Poems

By Paul David Adkins


1. Attica Prison Rebellion, September 13th, 1971:  Murdered Inmate Harold Thomas’s Got Soul, and He’s Super Bad

I don’t know about anyone else, but I would have given up damn near every demand 
for a James Brown concert, a little "Get On Up."                 

I felt stupid, with men talking freedom, amnesty, sacking the warden.
But how many of us had danced to "Papa’s Got a Brand New Bag?"

Everyone agreed
to that.

Even hunched by a hostage on the catwalk, I sang
"It’s a Man’s Man’s Man’s World,"
and he refrained
"No it wouldn’t be nuthin’ without a woman or a girl!"

I had my orders.

I had my knife.

I wanna kiss myself.

 

2. Attica Prison Rebellion, September 13th, 1971:  Milton Menyweather, Murdered Inmate, Teaches Us about the Attica Prison Internal Justice System

When three dudes flew a white rag above their tent,
we arrested them. They said they were drying drawers.
Uh huh. “Big Black” Smith saw through that lie and sentenced them

to dig trenches we soon would piss in, evacuate our bowels.
Excretion excavation, we called it. Exertion. You probably didn’t think
we used big words in here.

Soon, the cops taught me the word exsanguination.
My injured brothers learned extravasation when the nurses couldn’t find it

in themselves to stick an IV right. By the way,

we let those traitors go after two days digging in the sun.
What’s that called? Exoneration. All those “E-X” words we learned in jail.

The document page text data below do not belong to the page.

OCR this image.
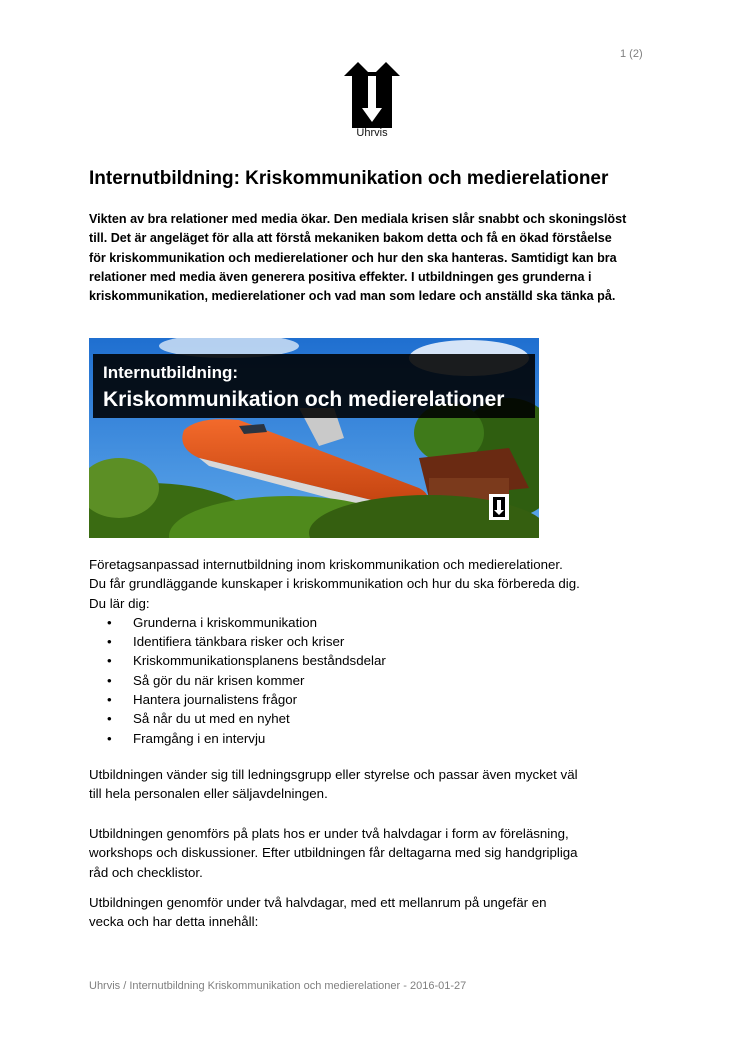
1 (2)
Uhrvis
Internutbildning: Kriskommunikation och medierelationer
Vikten av bra relationer med media ökar. Den mediala krisen slår snabbt och skoningslöst till. Det är angeläget för alla att förstå mekaniken bakom detta och få en ökad förståelse för kriskommunikation och medierelationer och hur den ska hanteras. Samtidigt kan bra relationer med media även generera positiva effekter. I utbildningen ges grunderna i kriskommunikation, medierelationer och vad man som ledare och anställd ska tänka på.
Internutbildning:
Kriskommunikation och medierelationer
Företagsanpassad internutbildning inom kriskommunikation och medierelationer.
Du får grundläggande kunskaper i kriskommunikation och hur du ska förbereda dig.
Du lär dig:
• Grunderna i kriskommunikation
• Identifiera tänkbara risker och kriser
• Kriskommunikationsplanens beståndsdelar
• Så gör du när krisen kommer
• Hantera journalistens frågor
• Så når du ut med en nyhet
• Framgång i en intervju
Utbildningen vänder sig till ledningsgrupp eller styrelse och passar även mycket väl
till hela personalen eller säljavdelningen.
Utbildningen genomförs på plats hos er under två halvdagar i form av föreläsning,
workshops och diskussioner. Efter utbildningen får deltagarna med sig handgripliga
råd och checklistor.
Utbildningen genomför under två halvdagar, med ett mellanrum på ungefär en
vecka och har detta innehåll:
Uhrvis / Internutbildning Kriskommunikation och medierelationer - 2016-01-27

I, for instance, am an ex-person.

We learned mercy among ourselves.



3. Attica Prison Rebellion, September 9th, 1971:   A Boy at Home Watches the News

I’m that boy, and I own everything
I recall:
the snowy black-and-white Motorola,
the ladder my father climbed, swearing, to tweak the antenna
as Walter Cronkite decided, “That’s the way it is.”
I own my mother’s silence,
                           and the one-dimensional
map of New York State, Attica pierced with a black arrow
on the CBS Evening News.
                         We ate TV dinners.
My mother prayed for something, I don’t know what.
I own that, too, and the black-bordered baseball cards
I slapped down end-to-end that night on the cold terrazzo.

 


4. Attica Prison Rebellion, September 13th, 1971:  Thomas “Tommy” B. Hicks, Murdered Inmate, Displays His Combat Decorations

The Official State Report claims I died,                    
maybe on a catwalk, maybe in The Yard.
Maybe I rushed a trooper with a club.

            Okay, so there I was
            stooped in the smoke by an overturned chair,
            stick in hand to jump those cops
            when they passed. And
            I did. I clocked one in the noggin.
            Six shotguns swung my way.

My hero’s medal read Exsanguination,
another word for “peppered with pellets.”

They pinned it on my skull, my ass, my “flank,” they said,
another word for meat after the slaughter.

 
5. Attica Prison Rebellion, September 13th, 1971:  Frank “Big Black” Smith, Inmate Security Leader and Survivor, Tells The People What The Author Really Knows

Where was the author on August 3rd, 2004? Out fighting for his country
the day my fight was ended. The day I died, did he know
anything? I received a penny from New York State for every dollop of spit guards
dribbled on my chest, my neck, my lips. The State, which lied and said
I castrated a hostage with a plastic knife, what did they pay?
For each hot brass casing which scarred my thighs, they shucked a nickel down.
Under threat of death I lay naked on a metal table for passing cops to piss on,
a quarter plunked for every drop. They’d gladly pay again. They’d gladly pay
four million trillion billion bucks to do it again.
They’d break a big man twice my size if they could find him. What
does the author know? Well, I’ll tell you what
he knows. He knows this poem will cost him
nothing more than it would a dogwood to shed a single pink petal. No more than that.

 

 

Paul David Adkins lives in Northern New York and works as a counselor.